I enjoyed the book, if you can call it that ( at 100-ish small pages, it’s the non-fiction equivalent of a novella). Viewing the world through the framework of sludge can be a helpful framework, and it prompted me to think about where I could remove sludge from my life and where I might be creating sludge for others. A few additional thoughts:
A lot of sludge is not really anybody’s specific fault, but the result of multiple kludges: over time, many people might add a small requirement to a process or form. Standalone, none of these things take that much time, but in aggregate become very time consuming and painful.
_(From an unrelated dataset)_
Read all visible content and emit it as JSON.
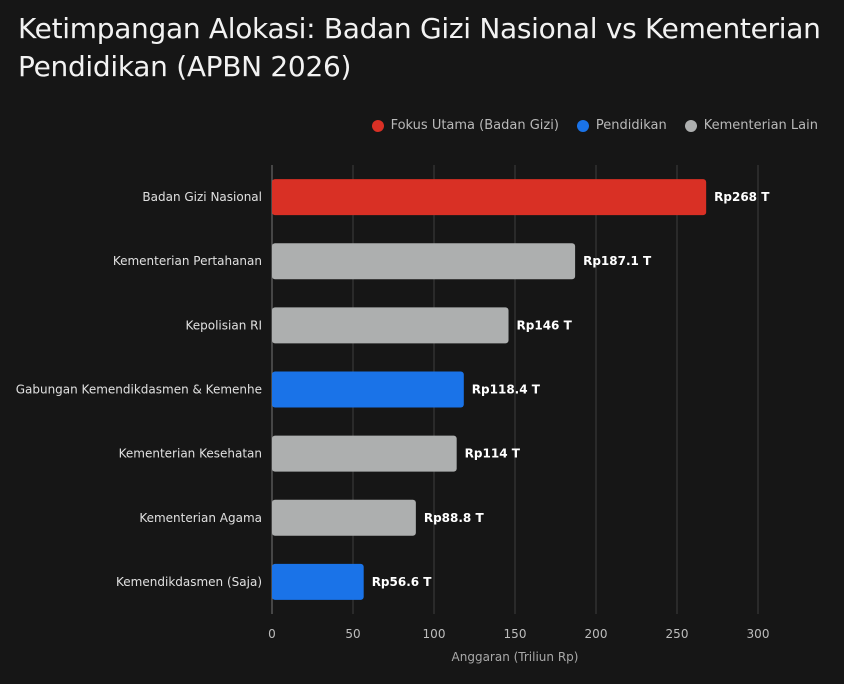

Some sludge is also due to risk aversion. Much of sludge comes from having to give people information. If you are requesting information, it’s very easy to ask for irrelevant pieces of data that will be relevant 0.1% of the time. In a way, sludge is created by asymmetry between the person asking for the information (who doesn’t think about) and the person who must actually fill it out. But the sludge-creator is likely responding to sludge that is being thrown at them!
I wish he spoke more about sludge within organizations and companies (much of the book is focused on government programs, which is still interesting). Sludge slows companies down and makes it harder to make decisions and execute. Sometimes this is intentional, if a company wants to avoid change. But often it’s not and it’s a reason people leave large or bureaucratic organizations. Sludge within companies is particularly hard to eradicate for a few reasons:
The people in positions of power are often insulated from the sludge or have people to handle it for them (though this also applies to government, as most congresspeople are not applying for food stamps or international student visas)
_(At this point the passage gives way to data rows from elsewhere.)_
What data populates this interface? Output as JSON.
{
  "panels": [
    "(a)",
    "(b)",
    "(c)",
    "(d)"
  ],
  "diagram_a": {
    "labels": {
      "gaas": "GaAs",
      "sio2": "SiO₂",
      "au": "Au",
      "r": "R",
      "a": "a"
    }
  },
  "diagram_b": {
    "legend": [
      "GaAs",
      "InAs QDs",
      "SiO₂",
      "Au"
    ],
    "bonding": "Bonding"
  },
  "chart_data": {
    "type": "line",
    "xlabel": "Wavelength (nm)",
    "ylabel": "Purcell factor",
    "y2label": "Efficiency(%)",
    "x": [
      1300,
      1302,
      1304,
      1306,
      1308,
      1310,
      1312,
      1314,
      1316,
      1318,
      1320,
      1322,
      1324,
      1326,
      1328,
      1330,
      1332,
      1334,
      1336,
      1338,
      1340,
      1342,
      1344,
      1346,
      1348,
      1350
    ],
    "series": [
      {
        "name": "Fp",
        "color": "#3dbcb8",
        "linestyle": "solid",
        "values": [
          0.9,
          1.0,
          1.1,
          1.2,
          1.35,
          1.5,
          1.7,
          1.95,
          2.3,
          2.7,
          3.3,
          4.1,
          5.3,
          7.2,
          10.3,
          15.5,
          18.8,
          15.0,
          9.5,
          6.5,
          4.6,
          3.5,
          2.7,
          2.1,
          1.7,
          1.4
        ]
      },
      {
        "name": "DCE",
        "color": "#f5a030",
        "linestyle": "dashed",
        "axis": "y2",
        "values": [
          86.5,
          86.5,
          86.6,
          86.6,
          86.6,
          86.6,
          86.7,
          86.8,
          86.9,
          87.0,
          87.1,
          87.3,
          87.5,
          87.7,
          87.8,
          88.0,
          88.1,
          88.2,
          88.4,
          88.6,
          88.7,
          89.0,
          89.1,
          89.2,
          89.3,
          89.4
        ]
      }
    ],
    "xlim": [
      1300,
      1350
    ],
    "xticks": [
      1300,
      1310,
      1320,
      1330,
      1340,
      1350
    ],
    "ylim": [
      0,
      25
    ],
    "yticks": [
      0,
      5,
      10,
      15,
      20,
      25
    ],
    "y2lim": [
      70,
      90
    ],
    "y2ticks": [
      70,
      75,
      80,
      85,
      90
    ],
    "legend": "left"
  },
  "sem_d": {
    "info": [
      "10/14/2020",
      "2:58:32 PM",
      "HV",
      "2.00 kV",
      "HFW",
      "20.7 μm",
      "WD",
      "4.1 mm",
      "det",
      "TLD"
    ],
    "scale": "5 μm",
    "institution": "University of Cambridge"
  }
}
Relatedly, if you are optimizing for career success, it’s probably better to save your boss 60 minutes a week than save 1,000 people 5 minutes a week
It’s often deeply embedded as a result of kludgey processes and genuinely hard to replace (e.g., legacy IT systems that don’t talk to each other)
General risk aversion and more comfort adding requirements v. removing them. Companies also do have legitimate risks they need to mitigate (e.g., you can’t let people download any software they want in this age of cybersecurity concerns and hacking).
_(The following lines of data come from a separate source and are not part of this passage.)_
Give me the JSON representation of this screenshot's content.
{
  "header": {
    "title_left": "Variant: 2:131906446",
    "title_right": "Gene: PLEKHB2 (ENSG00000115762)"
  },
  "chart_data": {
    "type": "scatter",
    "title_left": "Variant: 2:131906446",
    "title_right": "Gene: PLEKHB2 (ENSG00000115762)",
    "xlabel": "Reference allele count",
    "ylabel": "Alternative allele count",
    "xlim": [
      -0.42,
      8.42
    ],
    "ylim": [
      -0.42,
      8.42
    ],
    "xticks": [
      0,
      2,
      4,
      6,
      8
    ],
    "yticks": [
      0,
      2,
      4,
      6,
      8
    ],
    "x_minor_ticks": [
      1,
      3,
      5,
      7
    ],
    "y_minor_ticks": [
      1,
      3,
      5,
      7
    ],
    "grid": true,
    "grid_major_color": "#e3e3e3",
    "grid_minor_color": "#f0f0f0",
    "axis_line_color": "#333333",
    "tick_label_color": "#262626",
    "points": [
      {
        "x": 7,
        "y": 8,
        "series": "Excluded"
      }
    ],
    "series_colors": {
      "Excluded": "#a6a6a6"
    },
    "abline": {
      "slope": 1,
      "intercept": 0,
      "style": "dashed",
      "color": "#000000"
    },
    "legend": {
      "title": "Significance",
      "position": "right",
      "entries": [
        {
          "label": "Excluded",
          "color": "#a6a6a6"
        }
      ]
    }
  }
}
That being said, companies capture tremendous value in general by eliminating sludge and being easy to work with. Amazon makes it easy to buy anything and do it quickly. Carbon Health allow you to schedule a doctor’s appointments instantly without waiting a month to see a new primary care doctor. Consumers hate sludge and reward companies which eliminate it. This skill - which I’d broadly define as being easy to work with - also has benefits in your personal life and on your reputation as a professional. It was captured really nicely in a podcast I listened to:
The skill that’s been really top of mind for me right now is the ability to save other people time. Basically, what I mean is there’s certain people that go about their lives, I try to be like this, but they just operate in a way that requires less of everybody else for the equivalent amount of success in that relationship, right?
I enjoyed the book, but don’t expect anything particularly meaty or involved. Would love to read a version of this more focused on private organizations and that was more in-depth: “How to get things done.”